April 21, 2011 - Introducing GigaPan Time Machine, the next-generation GigaPan photographic technology that allows viewers to zoom into into large, panoramic photographs to see fine detail, but now it also allows the viewer to watch the full picture or details within it back and forth through time.
"With GigaPan Time Machine, you can simultaneously explore space and time at extremely high resolutions," said Illah Nourbakhsh, associate professor of Carnegie Mellon University's Robotics Institute and head of the CREATE Lab. "Science has always been about narrowing your point of view — selecting a particular experiment or observation that you think might provide insight. But this system enables what we call exhaustive science, capturing huge amounts of data that can then be explored in amazing ways."
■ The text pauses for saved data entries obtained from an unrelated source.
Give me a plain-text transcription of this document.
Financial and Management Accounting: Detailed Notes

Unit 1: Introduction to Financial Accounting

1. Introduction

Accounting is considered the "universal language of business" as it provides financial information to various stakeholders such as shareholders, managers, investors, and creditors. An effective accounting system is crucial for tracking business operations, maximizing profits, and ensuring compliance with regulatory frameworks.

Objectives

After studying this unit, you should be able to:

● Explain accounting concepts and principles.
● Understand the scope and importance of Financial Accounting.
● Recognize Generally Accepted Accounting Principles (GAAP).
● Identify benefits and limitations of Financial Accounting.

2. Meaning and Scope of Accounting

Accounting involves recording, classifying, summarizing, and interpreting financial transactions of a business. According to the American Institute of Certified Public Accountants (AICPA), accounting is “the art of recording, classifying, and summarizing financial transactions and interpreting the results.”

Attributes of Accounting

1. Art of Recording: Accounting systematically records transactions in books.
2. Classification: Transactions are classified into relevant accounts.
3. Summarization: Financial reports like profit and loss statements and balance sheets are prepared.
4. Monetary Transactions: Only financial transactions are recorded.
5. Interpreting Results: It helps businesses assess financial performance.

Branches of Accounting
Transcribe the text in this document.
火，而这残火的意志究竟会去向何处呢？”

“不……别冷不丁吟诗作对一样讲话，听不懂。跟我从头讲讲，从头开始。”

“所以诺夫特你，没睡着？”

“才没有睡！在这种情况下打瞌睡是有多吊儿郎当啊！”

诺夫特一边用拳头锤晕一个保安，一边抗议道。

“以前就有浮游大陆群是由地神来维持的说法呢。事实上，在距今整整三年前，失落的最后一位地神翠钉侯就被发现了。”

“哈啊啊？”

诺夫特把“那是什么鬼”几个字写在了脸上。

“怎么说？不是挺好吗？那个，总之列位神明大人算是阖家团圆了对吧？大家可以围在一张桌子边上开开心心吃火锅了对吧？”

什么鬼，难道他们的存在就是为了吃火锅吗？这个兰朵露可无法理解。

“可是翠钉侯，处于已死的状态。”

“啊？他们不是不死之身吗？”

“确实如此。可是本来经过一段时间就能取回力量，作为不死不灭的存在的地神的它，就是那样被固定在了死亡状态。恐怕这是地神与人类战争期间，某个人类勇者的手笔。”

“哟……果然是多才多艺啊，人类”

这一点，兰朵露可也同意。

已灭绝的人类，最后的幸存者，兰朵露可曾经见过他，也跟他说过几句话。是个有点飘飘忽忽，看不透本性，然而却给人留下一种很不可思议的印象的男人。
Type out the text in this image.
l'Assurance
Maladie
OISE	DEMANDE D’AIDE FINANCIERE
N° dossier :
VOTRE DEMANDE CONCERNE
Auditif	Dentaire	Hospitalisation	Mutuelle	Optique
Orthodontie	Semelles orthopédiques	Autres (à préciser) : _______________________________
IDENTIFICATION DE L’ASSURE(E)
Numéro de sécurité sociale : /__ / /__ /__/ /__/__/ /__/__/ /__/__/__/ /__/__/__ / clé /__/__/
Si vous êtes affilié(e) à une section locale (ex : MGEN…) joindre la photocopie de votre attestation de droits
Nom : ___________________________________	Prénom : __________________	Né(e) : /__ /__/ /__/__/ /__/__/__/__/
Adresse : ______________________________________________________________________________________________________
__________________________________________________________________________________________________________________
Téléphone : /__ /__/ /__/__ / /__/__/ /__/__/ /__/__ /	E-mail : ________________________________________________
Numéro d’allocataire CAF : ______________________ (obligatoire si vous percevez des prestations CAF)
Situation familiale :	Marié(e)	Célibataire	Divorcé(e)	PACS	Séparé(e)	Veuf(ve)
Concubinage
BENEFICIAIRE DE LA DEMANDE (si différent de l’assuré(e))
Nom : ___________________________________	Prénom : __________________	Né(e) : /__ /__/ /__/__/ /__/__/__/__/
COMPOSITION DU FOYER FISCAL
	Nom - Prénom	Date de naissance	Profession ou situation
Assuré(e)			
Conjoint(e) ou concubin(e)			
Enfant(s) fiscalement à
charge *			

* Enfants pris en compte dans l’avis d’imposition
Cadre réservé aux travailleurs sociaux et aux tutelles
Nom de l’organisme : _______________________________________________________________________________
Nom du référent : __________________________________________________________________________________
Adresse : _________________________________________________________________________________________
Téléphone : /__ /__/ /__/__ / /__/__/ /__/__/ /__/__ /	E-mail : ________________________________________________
The system is an extension of the GigaPan technology developed by the CREATE Lab and NASA, which can capture a mosaic of hundreds or thousands of digital pictures and stitch those frames into a panorama that be interactively explored via computer. To extend GigaPan into the time dimension, image mosaics are repeatedly captured at set intervals, and then stitched across both space and time to create a video in which each frame can be hundreds of millions, or even billions of pixels.
GigaPan Time Machine was developed by Carnegie Mellon University in collaboration with NASA Ames Intelligent Robotics Group and GigaPan Systems, with support from Google.